Given cost matrix cost[ ][ ] and a position (m,n), we have to write a function that returns cost of minimum path to reach (m,n) from (0,0).The total cost of a path to reach (m, n) is the sum of all the costs on that path (including both source and destination).

Assumption − All costs are positive. Negative cost cycles do not exist in the input matrix

Example

Find the minimum cost path to (2,2)

The costs are given within the image itself. The path will be (0, 0) ⇒ (0, 1) ⇒ (1, 2) ⇒ (2, 2). The value of the path is eight (1 +2+2+ 3).

Approach − Create an answer matrix of a similar size as the given matrix.

Fill this matrix in a bottom-up manner.

Given − arrA[ ][ ]. At each cell, we’ve got 2 options(go right or down) and that we can select the minimum of those 2, for any i,j cell.

solution[i][j]=A[0][j] if i=0, 1st row
   =A[i][0] if j=0, 1st column
=A[i][j]+Min(solution[i=1],[j],solution[i][j-1]) if i>0 && j>0

The approach followed in the algorithmic answers can be used to efficiently solve this problem by applying dynamic programming. Create a minimum cost path table of size m,n and define−

minimumCostPath[i][j] = minimum value to achieve (i, j) from (0, 0)

Clearly,

minimumCostPath[0][0] = costMatrix[0][0]
minimumCostPath[i][0] = minimumCostPath[i - 1][0] + costMatrix[i][0], for all values of i > zero
minimumCostPath[0][j] = minimumCostPath[0][j - 1] + costMatrix[0][j], for all values of j >zero

Next, we will fill the minimum cost path matrix by applying a similar formula that we applied in the algorithm. Since all the previous values will already have been calculated within the minimum cost path matrix, we will not recalculate these as we did in the algorithmic answer.

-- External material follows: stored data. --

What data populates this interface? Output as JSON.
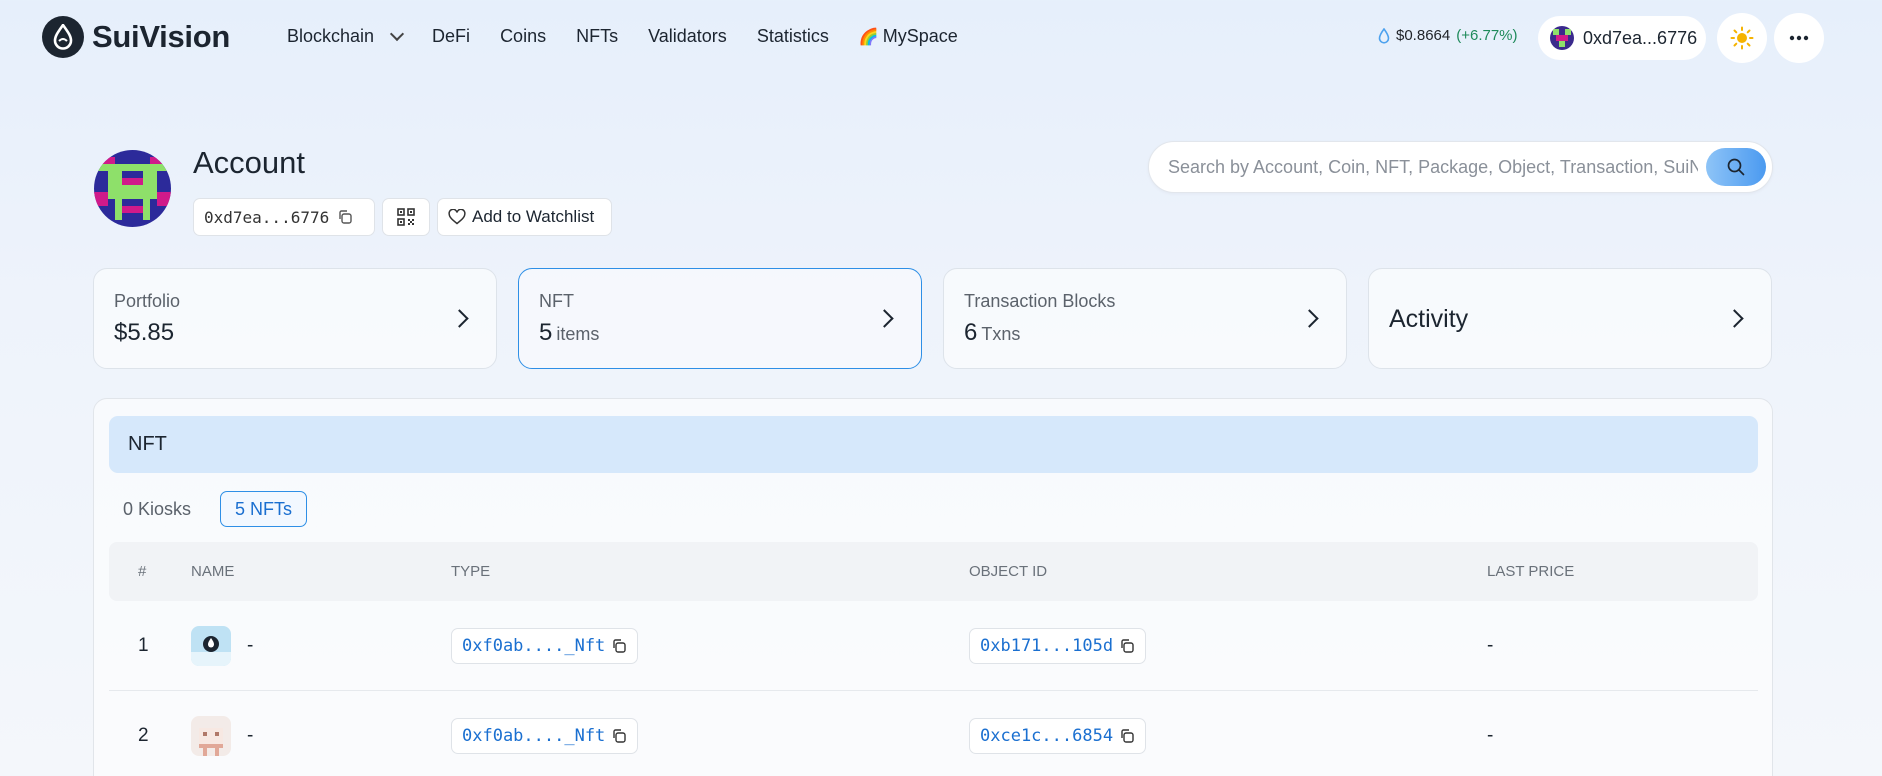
{
  "brand": {
    "name": "SuiVision"
  },
  "nav": {
    "items": [
      {
        "label": "Blockchain",
        "has_dropdown": true
      },
      {
        "label": "DeFi"
      },
      {
        "label": "Coins"
      },
      {
        "label": "NFTs"
      },
      {
        "label": "Validators"
      },
      {
        "label": "Statistics"
      },
      {
        "label": "MySpace",
        "emoji": "🌈"
      }
    ]
  },
  "ticker": {
    "price": "$0.8664",
    "change": "(+6.77%)",
    "change_color": "#1e8a5a"
  },
  "wallet": {
    "address": "0xd7ea...6776"
  },
  "account": {
    "title": "Account",
    "address": "0xd7ea...6776",
    "watchlist_label": "Add to Watchlist"
  },
  "search": {
    "placeholder": "Search by Account, Coin, NFT, Package, Object, Transaction, SuiNS"
  },
  "cards": [
    {
      "label": "Portfolio",
      "value": "$5.85",
      "unit": ""
    },
    {
      "label": "NFT",
      "value": "5",
      "unit": "items",
      "active": true
    },
    {
      "label": "Transaction Blocks",
      "value": "6",
      "unit": "Txns"
    },
    {
      "label": "Activity"
    }
  ],
  "nft_panel": {
    "title": "NFT",
    "tabs": [
      {
        "label": "0 Kiosks"
      },
      {
        "label": "5 NFTs",
        "active": true
      }
    ],
    "columns": [
      "#",
      "NAME",
      "TYPE",
      "OBJECT ID",
      "LAST PRICE"
    ],
    "rows": [
      {
        "index": "1",
        "name": "-",
        "type": "0xf0ab...._Nft",
        "object_id": "0xb171...105d",
        "last_price": "-"
      },
      {
        "index": "2",
        "name": "-",
        "type": "0xf0ab...._Nft",
        "object_id": "0xce1c...6854",
        "last_price": "-"
      }
    ]
  },
  "colors": {
    "accent": "#2e8fe6",
    "link": "#1a6fd0",
    "panel_head": "#d6e8fb"
  }
}
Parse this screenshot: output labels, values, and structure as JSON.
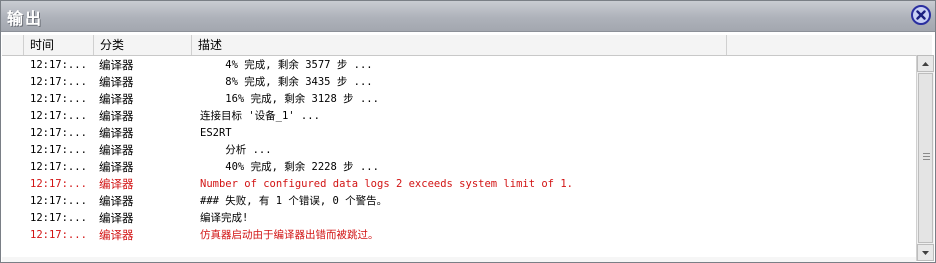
{
  "window": {
    "title": "输出"
  },
  "columns": {
    "time": "时间",
    "category": "分类",
    "description": "描述"
  },
  "rows": [
    {
      "time": "12:17:...",
      "category": "编译器",
      "description": "    4% 完成, 剩余 3577 步 ...",
      "level": "info"
    },
    {
      "time": "12:17:...",
      "category": "编译器",
      "description": "    8% 完成, 剩余 3435 步 ...",
      "level": "info"
    },
    {
      "time": "12:17:...",
      "category": "编译器",
      "description": "    16% 完成, 剩余 3128 步 ...",
      "level": "info"
    },
    {
      "time": "12:17:...",
      "category": "编译器",
      "description": "连接目标 '设备_1' ...",
      "level": "info"
    },
    {
      "time": "12:17:...",
      "category": "编译器",
      "description": "ES2RT",
      "level": "info"
    },
    {
      "time": "12:17:...",
      "category": "编译器",
      "description": "    分析 ...",
      "level": "info"
    },
    {
      "time": "12:17:...",
      "category": "编译器",
      "description": "    40% 完成, 剩余 2228 步 ...",
      "level": "info"
    },
    {
      "time": "12:17:...",
      "category": "编译器",
      "description": "Number of configured data logs 2 exceeds system limit of 1.",
      "level": "error"
    },
    {
      "time": "12:17:...",
      "category": "编译器",
      "description": "### 失败, 有 1 个错误, 0 个警告。",
      "level": "info"
    },
    {
      "time": "12:17:...",
      "category": "编译器",
      "description": "编译完成!",
      "level": "info"
    },
    {
      "time": "12:17:...",
      "category": "编译器",
      "description": "仿真器启动由于编译器出错而被跳过。",
      "level": "error"
    }
  ],
  "colors": {
    "error": "#d21414",
    "info": "#000000",
    "close_ring": "#2a2fa0"
  },
  "icons": {
    "close": "close-icon",
    "scroll_up": "arrow-up-icon",
    "scroll_down": "arrow-down-icon"
  }
}
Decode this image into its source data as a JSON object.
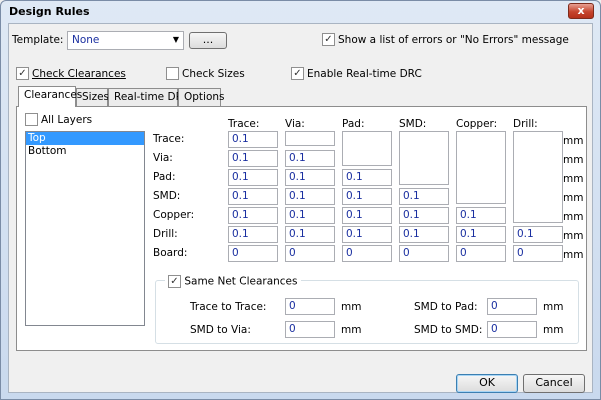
{
  "window": {
    "title": "Design Rules",
    "close_label": "x"
  },
  "template": {
    "label": "Template:",
    "value": "None",
    "browse_label": "..."
  },
  "show_errors": {
    "label": "Show a list of errors or \"No Errors\" message",
    "checked": true
  },
  "options": {
    "check_clearances": {
      "label": "Check Clearances",
      "checked": true
    },
    "check_sizes": {
      "label": "Check Sizes",
      "checked": false
    },
    "realtime_drc": {
      "label": "Enable Real-time DRC",
      "checked": true
    }
  },
  "tabs": [
    {
      "label": "Clearances",
      "active": true
    },
    {
      "label": "Sizes",
      "active": false
    },
    {
      "label": "Real-time DRC",
      "active": false
    },
    {
      "label": "Options",
      "active": false
    }
  ],
  "all_layers": {
    "label": "All Layers",
    "checked": false
  },
  "layers": [
    {
      "label": "Top",
      "selected": true
    },
    {
      "label": "Bottom",
      "selected": false
    }
  ],
  "columns": [
    "Trace:",
    "Via:",
    "Pad:",
    "SMD:",
    "Copper:",
    "Drill:"
  ],
  "rows": [
    "Trace:",
    "Via:",
    "Pad:",
    "SMD:",
    "Copper:",
    "Drill:",
    "Board:"
  ],
  "values": [
    [
      "0.1",
      "",
      "",
      "",
      "",
      ""
    ],
    [
      "0.1",
      "0.1",
      "",
      "",
      "",
      ""
    ],
    [
      "0.1",
      "0.1",
      "0.1",
      "",
      "",
      ""
    ],
    [
      "0.1",
      "0.1",
      "0.1",
      "0.1",
      "",
      ""
    ],
    [
      "0.1",
      "0.1",
      "0.1",
      "0.1",
      "0.1",
      ""
    ],
    [
      "0.1",
      "0.1",
      "0.1",
      "0.1",
      "0.1",
      "0.1"
    ],
    [
      "0",
      "0",
      "0",
      "0",
      "0",
      "0"
    ]
  ],
  "unit": "mm",
  "same_net": {
    "label": "Same Net Clearances",
    "checked": true,
    "trace_to_trace": {
      "label": "Trace to Trace:",
      "value": "0"
    },
    "smd_to_pad": {
      "label": "SMD to Pad:",
      "value": "0"
    },
    "smd_to_via": {
      "label": "SMD to Via:",
      "value": "0"
    },
    "smd_to_smd": {
      "label": "SMD to SMD:",
      "value": "0"
    }
  },
  "buttons": {
    "ok": "OK",
    "cancel": "Cancel"
  },
  "check_glyph": "✓"
}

minimumCostPath[i][j] = costMatrix[i][j] +minimum(minimumCostPath[i - 1][j - 1],minimumCostPath[i - 1][j],minimumCostPath[i][j - 1])

Here, for calculating minimumCostPath[i][j] we tend to use minimumCostPath[i - 1][j - 1], minimumCostPath[i - 1][j] and minimumCostPath[i][j - 1] as a result, these are the sole permissible cells from which we will reach minimumCostPath[i][j].Finally, we return minimumCostPath[m][n].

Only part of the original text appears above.